I would think the magnum rifle primers would provide the longest spark and "hottest" spark.
 
1) The magnum CCI percussion caps will NOT set off BlackHorn 209 - even with a priming of 5 gr. of 4FG under the nipple.

2) The clearance on the revolver's cylinder doesn't allow musket caps to be used.

3) Cost has nothing to do with it. BlackHorn209 is much more expensive than black powder.


BlackHorn 209 is an approved black powder substitute for percussion guns. It's main use is in in-line rifles. It has about 15% more power than the same amount of black powder by volume.

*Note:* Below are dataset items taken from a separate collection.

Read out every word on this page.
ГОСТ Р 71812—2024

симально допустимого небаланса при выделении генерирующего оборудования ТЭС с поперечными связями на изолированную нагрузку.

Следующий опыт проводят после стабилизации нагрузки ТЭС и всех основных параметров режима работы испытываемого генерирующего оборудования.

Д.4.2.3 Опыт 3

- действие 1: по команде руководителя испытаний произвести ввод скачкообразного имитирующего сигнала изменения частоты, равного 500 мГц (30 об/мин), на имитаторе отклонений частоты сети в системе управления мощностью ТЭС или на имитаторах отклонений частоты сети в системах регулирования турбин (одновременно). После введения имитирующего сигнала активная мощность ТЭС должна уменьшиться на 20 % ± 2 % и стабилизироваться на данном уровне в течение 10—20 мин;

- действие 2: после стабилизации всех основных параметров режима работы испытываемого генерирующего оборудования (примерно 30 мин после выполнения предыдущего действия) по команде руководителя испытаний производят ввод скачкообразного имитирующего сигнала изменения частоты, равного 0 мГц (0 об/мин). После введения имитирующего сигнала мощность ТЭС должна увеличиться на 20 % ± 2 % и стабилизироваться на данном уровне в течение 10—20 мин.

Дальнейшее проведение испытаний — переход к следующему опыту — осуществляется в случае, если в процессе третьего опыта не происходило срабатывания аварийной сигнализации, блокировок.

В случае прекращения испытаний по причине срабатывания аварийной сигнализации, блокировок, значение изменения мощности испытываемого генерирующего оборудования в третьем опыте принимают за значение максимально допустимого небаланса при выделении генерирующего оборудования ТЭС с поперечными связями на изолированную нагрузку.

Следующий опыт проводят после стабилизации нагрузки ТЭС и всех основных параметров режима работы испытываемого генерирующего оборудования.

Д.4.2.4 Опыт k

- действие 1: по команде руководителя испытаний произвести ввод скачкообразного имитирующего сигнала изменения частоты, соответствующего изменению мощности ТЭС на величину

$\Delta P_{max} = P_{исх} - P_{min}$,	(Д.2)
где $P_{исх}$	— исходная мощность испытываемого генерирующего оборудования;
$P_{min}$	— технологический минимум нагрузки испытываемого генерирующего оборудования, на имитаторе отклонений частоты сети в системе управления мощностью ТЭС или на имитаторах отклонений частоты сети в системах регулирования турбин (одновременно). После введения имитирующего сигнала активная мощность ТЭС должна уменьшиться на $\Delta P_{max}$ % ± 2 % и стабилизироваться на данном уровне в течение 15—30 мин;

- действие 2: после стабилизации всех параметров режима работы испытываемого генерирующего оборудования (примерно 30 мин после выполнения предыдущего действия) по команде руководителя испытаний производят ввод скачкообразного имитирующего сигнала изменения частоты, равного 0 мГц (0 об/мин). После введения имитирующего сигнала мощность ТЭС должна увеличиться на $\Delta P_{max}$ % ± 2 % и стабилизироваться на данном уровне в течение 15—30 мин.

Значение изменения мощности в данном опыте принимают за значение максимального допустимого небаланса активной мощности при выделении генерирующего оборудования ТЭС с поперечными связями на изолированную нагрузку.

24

It is non-hygroscopic and does not absorb moisture like the other black powder substitutes. It is non-corrosive.
Those are the reasons I want to find a suitable method of igniting the powder charge. It would turn my Ruger Old Army into a formidable reliable weapon for hunting.

The capsule completely contains the primer in a machined threaded container that replaces the nipple. It does not sit on top of anything.
 
Ahh, I have a clearer picture now.

I think I have read Remington Small rifle 7 1/2 primers are very hot and surely rifle primers are hotter than pistol primers.

EDIT
I found the link I was looking for. You will see the Rem 7 1/2 primers are VERY hot, even hotter than most LRP. http://www.6mmbr.com/PrimerPix.html
I just looked at that link and all I can say is, OMG!! We needed those things on Okinawa to clear the tunnels during WWII.